« La partie
centrale de la figure représente quatre triangles équilatéraux entrelacés
inscrits dans un cercle, et formant douze sommets ou pointes, à chacun desquels
correspond une couleur déterminée. Au premier triangle droit, dont le sommet
est dirigé vers le haut, correspondent les trois couleurs fondamentales
disposées ainsi : le jaune au sommet, le bleu à droite de la base, et le
rouge à gauche. Au second triangle renversé,
disposé symétriquement et de façon inverse par rapport au premier, correspondent
les trois couleurs intermédiaires formées par le mélange des couleurs
fondamentales deux par deux, et distribuées ainsi : le violet, résultant
du rouge et du bleu, au sommet ; l’orangé, résultant du rouge et du jaune,
à gauche ; enfin le vert, résultant du jaune et du bleu, à droite. Aux
deux autres triangles, disposés également de façon symétrique par rapport aux
deux premiers, et dont les sommets occupent les points médians, correspondent
d’autres couleurs intermédiaires, toujours produites par le mélange, deux par
deux, des couleurs immédiatement voisines.

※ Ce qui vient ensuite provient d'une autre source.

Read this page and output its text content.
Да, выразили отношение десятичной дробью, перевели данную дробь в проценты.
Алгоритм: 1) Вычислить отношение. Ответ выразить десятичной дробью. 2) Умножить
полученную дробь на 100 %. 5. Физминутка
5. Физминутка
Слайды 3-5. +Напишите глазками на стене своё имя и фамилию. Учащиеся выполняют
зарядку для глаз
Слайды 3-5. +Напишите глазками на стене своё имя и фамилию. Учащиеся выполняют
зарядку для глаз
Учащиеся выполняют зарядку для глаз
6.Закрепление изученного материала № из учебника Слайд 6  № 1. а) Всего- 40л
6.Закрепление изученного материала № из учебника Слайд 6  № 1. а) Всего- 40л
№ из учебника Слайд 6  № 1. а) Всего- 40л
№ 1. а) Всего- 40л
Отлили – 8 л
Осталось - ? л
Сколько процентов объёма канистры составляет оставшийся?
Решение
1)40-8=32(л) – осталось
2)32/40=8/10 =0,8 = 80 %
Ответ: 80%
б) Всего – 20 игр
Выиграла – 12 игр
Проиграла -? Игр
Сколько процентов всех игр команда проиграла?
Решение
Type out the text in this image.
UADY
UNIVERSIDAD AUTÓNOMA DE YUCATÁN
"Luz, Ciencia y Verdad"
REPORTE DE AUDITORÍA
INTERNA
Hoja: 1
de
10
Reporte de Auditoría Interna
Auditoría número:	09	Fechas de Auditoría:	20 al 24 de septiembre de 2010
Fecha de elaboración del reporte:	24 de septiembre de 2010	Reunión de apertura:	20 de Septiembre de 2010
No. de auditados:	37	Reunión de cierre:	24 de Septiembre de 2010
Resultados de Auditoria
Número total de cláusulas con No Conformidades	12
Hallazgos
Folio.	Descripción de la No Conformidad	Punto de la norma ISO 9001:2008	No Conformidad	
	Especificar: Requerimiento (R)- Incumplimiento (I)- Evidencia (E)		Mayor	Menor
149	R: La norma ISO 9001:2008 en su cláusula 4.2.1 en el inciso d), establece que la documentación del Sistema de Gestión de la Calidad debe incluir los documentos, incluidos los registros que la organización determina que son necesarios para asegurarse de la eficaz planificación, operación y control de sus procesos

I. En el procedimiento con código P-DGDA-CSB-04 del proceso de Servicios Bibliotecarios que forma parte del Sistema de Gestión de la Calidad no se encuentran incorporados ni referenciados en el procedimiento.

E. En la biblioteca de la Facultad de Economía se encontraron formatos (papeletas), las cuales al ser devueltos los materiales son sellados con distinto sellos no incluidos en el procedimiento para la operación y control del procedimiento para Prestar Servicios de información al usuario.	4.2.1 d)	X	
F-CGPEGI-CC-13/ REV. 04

Au centre est le blanc, synthèse de
toutes les couleurs : c’est la région de l’Unité principielle. Au dehors
des divers cercles qui constituent l’Archéomètre, est supposé le noir, qui est
l’absence de toute lumière, et par suite de toute couleur : c’est la
région des Ténèbres Extérieures » *.
(T.)
*Extrait
du premier long commentaire de l’Archéomètre figurant à la page 182 du numéro
de l’année 1910 de la revue La Gnose,
(rééditée intégralement en volume par les Editions
de l’Homme Libre, 2009).
Il
y a exactement 104 ans, l’Archéomètre de Saint-Yves d’Alveydre faisait l’objet
d’une présentation dans le n° 9 de La
Gnose (Juillet-Août 1910) par un auteur traditionnel signant T. qui le considère
comme : « le monument le plus admirable, dans le domaine de
l’Esotérisme, qui ait jamais été élevé à la gloire du Verbe Universel »,
et, comme une synthèse capable de ramener « toutes les manifestations
verbales » à leur Principe en mesurant « la place qu’elles occupent
dans l’harmonie Universelle ».
Selon
Saint Yves d’Alveydre, immédiatement cité à la suite de cette brève introduction, il s’agit d’« un rapporteur
qui est cyclique, code cosmogonique des hautes études religieuses,
scientifiques et artistiques ».
L’identité
du mystérieux auteur signant de la lettre T. ainsi que celle du Directeur de La Gnose du nom de Palingénius ne fait
aucun doute pour les familiers de l’œuvre de Guénon. Cependant, ces deux signatures doivent faire l’objet d’une
distinction en raison même de la fonction particulière de Palingénius et de celle clairement établi plus tard, par Guénon lui-même. Dans sa
correspondance, il précisera qu’à l’époque, il recherchait
encore les termes précis pour la composition d’un exposé traditionnel
rigoureux; d’autre part, à la suite d’une assertion de Schuon concernant une
prétendu fonction, il écrira du Caire à Caudron : « (…) je me
demande quelles “fonctions”
pourraient bien m’être retirées par qui que ce soit, puisque je n’en ai jamais accepté
nulle part », ce qui, manifestement, doit s’entendre : sous
le nom de René Guénon*.
* Ce terme de
fonction doit être compris ici dans son acception première de “charge” et non dans le
sens plus général qu’il prendra par la suite, notamment avec M. Vâlsan dans son
Hommage « La fonction de René Guénon et le sort
de l’Occident ». (Études
traditionnelles, 1951).
On
est immédiatement frappé à la lecture de cette présentation par l’autorité qui s’en dégage et par la présence des thèmes essentiels de l’enseignement
intellectuel considérable que nous connaissons aujourd’hui.
« Disons
ici, une fois pour toutes, que rien dans l’Archéomètre n’est arbitraire :
les éléments divers s’y trouvent placés d’une façon rigoureusement
mathématique, et cet instrument plus qu’humain n’a pas été créé pour servir à
faire prédominer un système sur un autre, ni à inventer un système
nouveau ; la synthèse qu’il comporte ne peut être exprimée dans un système
quelconque, qui serait nécessairement une formule fermée. C’est une clef
synthétique permettant de déterminer la valeur intrinsèque de chaque système
philosophique, scientifique ou religieux, et de la rattacher à l’Arbre
universel de la Science ou de la Tradition ».
.
*
*
*
Les
significations astrologiques de l’Archéomètre
Au
centre de la figure sont dessinés, sur fond blanc, « synthèse de toutes
les couleurs symbolisant l’Unité principielle », les deux axes de l’“Ampleur”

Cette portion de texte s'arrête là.